A feminist “intellectual” said women need to be beaten into accepting trannyism. And she said it in The New York Times. And nobody objected to terminology that, in any other context, would be seen as promoting violence against women. Hence the left’s use of trannies to destroy the feminist will. Feminism is a tactic, but in the end, even the harpies need to submit. The state needs to know that it can break the will of every identity group, even leftist-friendly ones. If the state can make us accept that a man is a woman, if they can make us redefine ourselves with a new name that means “not tranny,” then they can make us accept anything.

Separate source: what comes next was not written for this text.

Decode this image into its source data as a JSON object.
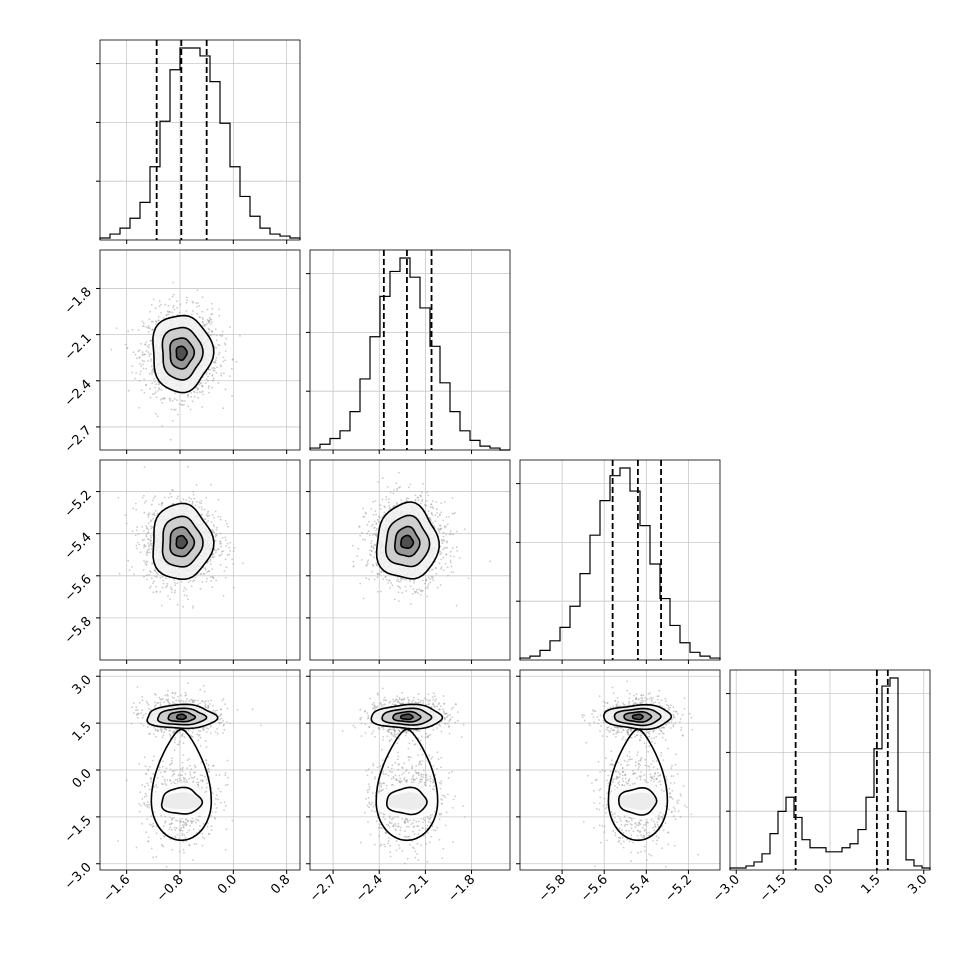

However, if that op-ed gives the impression that the tranny movement in Britain is weak, there are plenty of exceptions: the young student being browbeaten and then expelled from school because he dared insist that men and women are different (teacher pointing his finger, “this is an inclusive school!”), the whole girls class being locked out of their school because they wore skirts in defiance of the “unisex” dress code. THE SPIRIT OF TOTALITARIANISM SAYS, “YOU WILL COMPLY, OR YOU WILL BE ERASED.”